France : le retour des craintes liées au chômage

France : le retour des craintes liées au chômage

10 000 chômeurs supplémentaires ont été enregistrés en mai, soit la deuxième augmentation mensuelle consécutive. Ce phénomène pourrait influer sur la croissance, dans la mesure où la confiance des consommateurs a reculé en juin en raison des craintes croissantes à l’égard du chômage. Dans ce contexte, les dépenses des vacances d’été pourraient ralentir.

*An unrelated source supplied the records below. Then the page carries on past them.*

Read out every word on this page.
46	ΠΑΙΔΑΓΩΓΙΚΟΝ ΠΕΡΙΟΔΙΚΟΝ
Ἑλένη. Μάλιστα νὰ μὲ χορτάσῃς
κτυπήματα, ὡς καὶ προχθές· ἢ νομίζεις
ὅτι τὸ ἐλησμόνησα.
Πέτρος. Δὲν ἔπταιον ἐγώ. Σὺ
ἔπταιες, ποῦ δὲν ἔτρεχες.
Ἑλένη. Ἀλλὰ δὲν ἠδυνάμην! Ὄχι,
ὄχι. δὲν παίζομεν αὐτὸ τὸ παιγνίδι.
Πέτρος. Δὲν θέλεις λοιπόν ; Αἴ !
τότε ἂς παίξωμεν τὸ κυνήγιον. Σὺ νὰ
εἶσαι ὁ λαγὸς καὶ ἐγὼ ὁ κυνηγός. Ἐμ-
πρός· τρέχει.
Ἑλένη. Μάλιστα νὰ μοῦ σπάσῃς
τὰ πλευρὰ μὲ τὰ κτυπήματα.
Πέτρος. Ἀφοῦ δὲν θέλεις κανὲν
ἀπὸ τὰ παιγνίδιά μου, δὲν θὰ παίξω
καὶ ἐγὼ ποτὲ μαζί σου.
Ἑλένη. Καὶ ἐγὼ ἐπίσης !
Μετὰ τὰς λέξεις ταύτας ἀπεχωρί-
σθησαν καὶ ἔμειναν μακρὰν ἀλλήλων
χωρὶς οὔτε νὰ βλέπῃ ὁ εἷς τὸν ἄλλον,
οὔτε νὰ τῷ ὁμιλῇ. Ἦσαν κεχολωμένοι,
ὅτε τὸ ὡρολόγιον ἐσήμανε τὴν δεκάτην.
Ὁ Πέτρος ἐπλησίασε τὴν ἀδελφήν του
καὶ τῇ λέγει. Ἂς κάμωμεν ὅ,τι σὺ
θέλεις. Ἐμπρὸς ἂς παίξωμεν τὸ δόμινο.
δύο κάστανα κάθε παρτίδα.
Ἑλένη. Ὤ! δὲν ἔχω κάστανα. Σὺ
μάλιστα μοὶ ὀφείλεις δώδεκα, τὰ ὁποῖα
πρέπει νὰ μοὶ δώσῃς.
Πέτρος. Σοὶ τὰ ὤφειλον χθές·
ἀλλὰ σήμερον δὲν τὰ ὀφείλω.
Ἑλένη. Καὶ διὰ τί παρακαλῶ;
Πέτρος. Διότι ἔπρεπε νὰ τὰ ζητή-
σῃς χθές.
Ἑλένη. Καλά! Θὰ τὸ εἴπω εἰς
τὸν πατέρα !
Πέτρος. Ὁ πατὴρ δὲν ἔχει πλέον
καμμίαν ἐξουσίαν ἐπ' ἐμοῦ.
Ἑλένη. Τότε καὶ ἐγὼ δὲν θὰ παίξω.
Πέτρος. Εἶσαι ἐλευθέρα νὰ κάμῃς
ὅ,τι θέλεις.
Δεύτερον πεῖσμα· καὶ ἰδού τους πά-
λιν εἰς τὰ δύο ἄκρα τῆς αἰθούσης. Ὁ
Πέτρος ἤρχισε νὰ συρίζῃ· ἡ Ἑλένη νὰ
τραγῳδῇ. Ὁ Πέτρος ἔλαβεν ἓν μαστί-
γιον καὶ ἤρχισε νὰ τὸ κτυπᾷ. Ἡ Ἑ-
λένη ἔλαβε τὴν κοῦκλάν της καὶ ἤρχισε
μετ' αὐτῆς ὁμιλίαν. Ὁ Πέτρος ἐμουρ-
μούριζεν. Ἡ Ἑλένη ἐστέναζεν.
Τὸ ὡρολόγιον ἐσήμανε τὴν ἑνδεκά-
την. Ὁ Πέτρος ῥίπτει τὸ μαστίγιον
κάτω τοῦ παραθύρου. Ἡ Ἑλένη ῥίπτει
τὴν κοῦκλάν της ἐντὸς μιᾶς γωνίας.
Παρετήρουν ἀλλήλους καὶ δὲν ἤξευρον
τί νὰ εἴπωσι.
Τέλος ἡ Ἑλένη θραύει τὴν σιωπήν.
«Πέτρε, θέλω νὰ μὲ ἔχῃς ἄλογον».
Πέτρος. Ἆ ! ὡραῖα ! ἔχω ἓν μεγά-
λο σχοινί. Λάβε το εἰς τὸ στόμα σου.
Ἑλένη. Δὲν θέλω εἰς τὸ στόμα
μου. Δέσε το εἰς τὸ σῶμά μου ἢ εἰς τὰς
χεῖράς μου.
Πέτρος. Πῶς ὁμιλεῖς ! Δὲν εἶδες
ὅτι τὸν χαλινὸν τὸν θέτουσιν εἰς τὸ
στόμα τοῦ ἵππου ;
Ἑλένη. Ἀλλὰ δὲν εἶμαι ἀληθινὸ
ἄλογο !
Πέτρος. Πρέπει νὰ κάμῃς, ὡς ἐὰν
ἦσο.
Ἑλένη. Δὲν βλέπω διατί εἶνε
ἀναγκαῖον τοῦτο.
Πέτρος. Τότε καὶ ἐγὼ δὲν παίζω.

97 (Plus faible que prévu) Niveau de confiance des consommateurs en juin au plus bas depuis août 2016

Le chômage a augmenté pour le deuxième mois consécutif en mai

Les 12 400 chômeurs supplémentaires enregistrés en avril ne constituaient au final pas une situation exceptionnelle : 10 300 nouveaux chômeurs ont été enregistrés en mai, entraînant la plus forte hausse en l’espace de presque un an. Depuis le début de l’année, les chiffres se sont avérés décevants, même en tenant compte de la forte baisse constatée en février. Le nombre de chômeurs recule de 3 800 personnes par mois en 2018. Ce rythme est plus rapide que l’an dernier (seulement moins de 1 000 par mois), mais bien inférieur aux chiffres enregistrés durant la précédente reprise (2005-2007), lorsque le nombre de chômeurs reculait à hauteur de 20 000 personnes par mois. L’actuel rythme est trop lent pour confirmer le sentiment des consommateurs qu’il s’agit d’une tendance à long terme, même si l’actuelle étape du cycle devrait normalement connaître de nouvelles baisses du chômage.

Un moral en berne pourrait freiner les dépenses des vacances d’été

Ce phénomène a eu un impact sur la confiance des consommateurs qui a reculé de 99,3 à 97 en juin, son plus bas niveau depuis août 2016. La crainte du chômage, qui s’était apaisée au cours des 12 derniers mois, a été ravivée en mai, entraînant une chute de l’indice global, ainsi qu’un récent recul des intentions d’achat. Les données relatives à la confiance au deuxième trimestre ne présagent rien de bon pour la croissance de la consommation privée pendant l’été. La croissance des dépenses au deuxième trimestre devrait montrer une certaine reprise après un début d’année morose, même si elle aura pâti des effets des grèves sur la consommation pendant les vacances de Pâques et les ponts de mai. Pour 2018, nous pensons donc toujours que la consommation privée n’enregistra qu’une très faible accélération par rapport aux 1,1 % seulement atteints en 2017.